Los trabajadores de la cementera Cruz Azul en Jasso, Hidalgo, practicaban el beisbol en 1925. En ese periodo, el futbol no formaba parte de las actividades recreativas principales de la cooperativa. Los empleados organizaban encuentros y competiciones internas donde el uso del bate y la pelota predominaba sobre el balompié.

Carlos Garcés, dentista de la empresa y exjugador del Club América, propuso la transición al futbol. Garcés participó en la fundación del equipo capitalino en 1916 y buscó implementar este deporte en la comunidad laboral de Hidalgo. Su iniciativa enfrentó la resistencia inicial de los trabajadores que preferían el “rey de los deportes”.
El referéndum que definió el futuro deportivo de la cooperativa
La cooperativa organizó una consulta interna para elegir entre el beisbol y el futbol.
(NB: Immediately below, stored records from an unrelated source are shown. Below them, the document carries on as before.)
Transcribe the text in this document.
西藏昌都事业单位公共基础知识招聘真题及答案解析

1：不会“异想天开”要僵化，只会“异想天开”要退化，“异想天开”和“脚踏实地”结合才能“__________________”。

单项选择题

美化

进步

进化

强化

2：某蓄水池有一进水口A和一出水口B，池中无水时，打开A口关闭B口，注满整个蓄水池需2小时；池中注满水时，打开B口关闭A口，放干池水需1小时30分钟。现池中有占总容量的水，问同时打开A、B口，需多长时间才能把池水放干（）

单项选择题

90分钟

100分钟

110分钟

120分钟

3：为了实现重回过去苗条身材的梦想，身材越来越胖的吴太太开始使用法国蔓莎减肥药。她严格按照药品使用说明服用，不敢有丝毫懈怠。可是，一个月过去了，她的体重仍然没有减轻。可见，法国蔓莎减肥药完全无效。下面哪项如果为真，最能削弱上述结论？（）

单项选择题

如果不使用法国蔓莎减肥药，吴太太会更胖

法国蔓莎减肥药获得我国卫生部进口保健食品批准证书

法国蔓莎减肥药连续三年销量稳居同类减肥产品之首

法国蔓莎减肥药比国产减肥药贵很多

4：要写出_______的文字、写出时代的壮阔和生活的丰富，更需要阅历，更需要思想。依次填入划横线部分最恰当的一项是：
Los socios y empleados emitieron su voto para determinar cuál sería la disciplina oficial que representaría a la institución. El resultado del referéndum favoreció al futbol, marcando el inicio de la trayectoria del equipo en las ligas locales.
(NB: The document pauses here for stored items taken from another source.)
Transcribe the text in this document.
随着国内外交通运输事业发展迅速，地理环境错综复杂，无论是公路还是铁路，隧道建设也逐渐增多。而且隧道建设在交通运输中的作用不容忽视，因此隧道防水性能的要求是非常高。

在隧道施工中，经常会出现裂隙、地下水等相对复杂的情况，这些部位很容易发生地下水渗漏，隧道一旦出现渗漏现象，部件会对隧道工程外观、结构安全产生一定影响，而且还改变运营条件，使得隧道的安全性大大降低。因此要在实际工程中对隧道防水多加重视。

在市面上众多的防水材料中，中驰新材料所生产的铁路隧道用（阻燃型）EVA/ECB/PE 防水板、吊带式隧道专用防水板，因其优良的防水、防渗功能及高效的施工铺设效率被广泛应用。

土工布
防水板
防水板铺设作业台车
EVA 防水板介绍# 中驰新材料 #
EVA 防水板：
El cambio de disciplina no eliminó el vínculo de la institución con el beisbol. A pesar de la profesionalización del equipo de futbol, la cementera mantuvo el apoyo a las novenas regionales. Esta relación se fortaleció décadas después con la creación de un equipo competitivo en el sur del país.
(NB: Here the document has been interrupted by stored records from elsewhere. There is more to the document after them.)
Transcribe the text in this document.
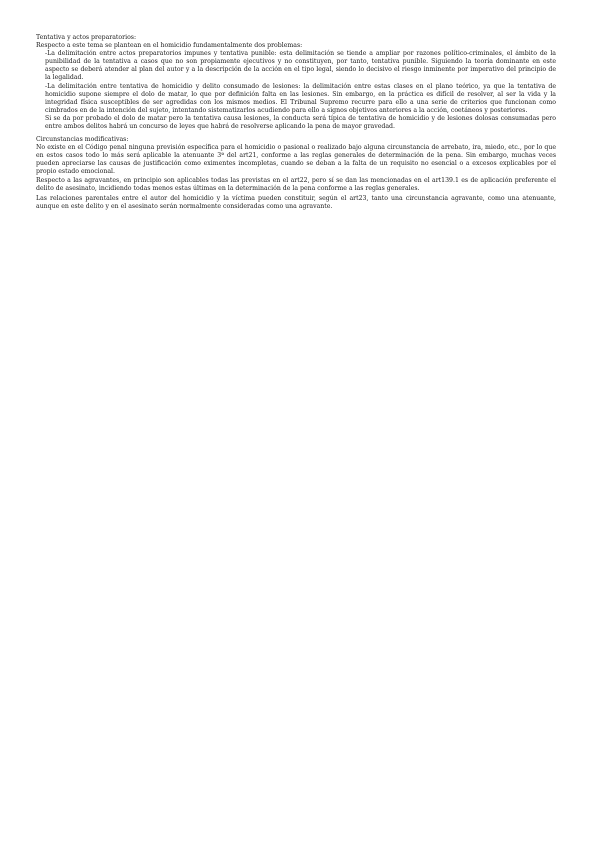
Tentativa y actos preparatorios:

Respecto a este tema se plantean en el homicidio fundamentalmente dos problemas:

-La delimitación entre actos preparatorios impunes y tentativa punible: esta delimitación se tiende a ampliar por razones político-criminales, el ámbito de la punibilidad de la tentativa a casos que no son propiamente ejecutivos y no constituyen, por tanto, tentativa punible. Siguiendo la teoría dominante en este aspecto se deberá atender al plan del autor y a la descripción de la acción en el tipo legal, siendo lo decisivo el riesgo inminente por imperativo del principio de la legalidad.

-La delimitación entre tentativa de homicidio y delito consumado de lesiones: la delimitación entre estas clases en el plano teórico, ya que la tentativa de homicidio supone siempre el dolo de matar, lo que por definición falta en las lesiones. Sin embargo, en la práctica es difícil de resolver, al ser la vida y la integridad física susceptibles de ser agredidas con los mismos medios. El Tribunal Supremo recurre para ello a una serie de criterios que funcionan como cimbrados en de la intención del sujeto, intentando sistematizarlos acudiendo para ello a signos objetivos anteriores a la acción, coetáneos y posteriores.

Si se da por probado el dolo de matar pero la tentativa causa lesiones, la conducta será típica de tentativa de homicidio y de lesiones dolosas consumadas pero entre ambos delitos habrá un concurso de leyes que habrá de resolverse aplicando la pena de mayor gravedad.

Circunstancias modificativas:

No existe en el Código penal ninguna previsión específica para el homicidio o pasional o realizado bajo alguna circunstancia de arrebato, ira, miedo, etc., por lo que en estos casos todo lo más será aplicable la atenuante 3ª del art21, conforme a las reglas generales de determinación de la pena. Sin embargo, muchas veces pueden apreciarse las causas de justificación como eximentes incompletas, cuando se deban a la falta de un requisito no esencial o a excesos explicables por el propio estado emocional.

Respecto a las agravantes, en principio son aplicables todas las previstas en el art22, pero sí se dan las mencionadas en el art139.1 es de aplicación preferente el delito de asesinato, incidiendo todas menos estas últimas en la determinación de la pena conforme a las reglas generales.

Las relaciones parentales entre el autor del homicidio y la víctima pueden constituir, según el art23, tanto una circunstancia agravante, como una atenuante, aunque en este delito y en el asesinato serán normalmente consideradas como una agravante.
Cruz Azul formó una novena profesional en la Liga del Istmo, en Oaxaca. El equipo representó a la cementera en una de las zonas con mayor tradición beisbolera de México. La inversión en infraestructura y talento permitió que la institución alcanzara niveles de competencia elevados en esta disciplina.
Los seis campeonatos y la conexión con las Grandes Ligas
El equipo de beisbol de Cruz Azul consiguió seis campeonatos en 11 temporadas. Este registro sitúa a la organización como una de las más exitosas en la historia de la Liga del Istmo. La consistencia en los resultados deportivos consolidó la identidad de “La Máquina” también en los diamantes de juego.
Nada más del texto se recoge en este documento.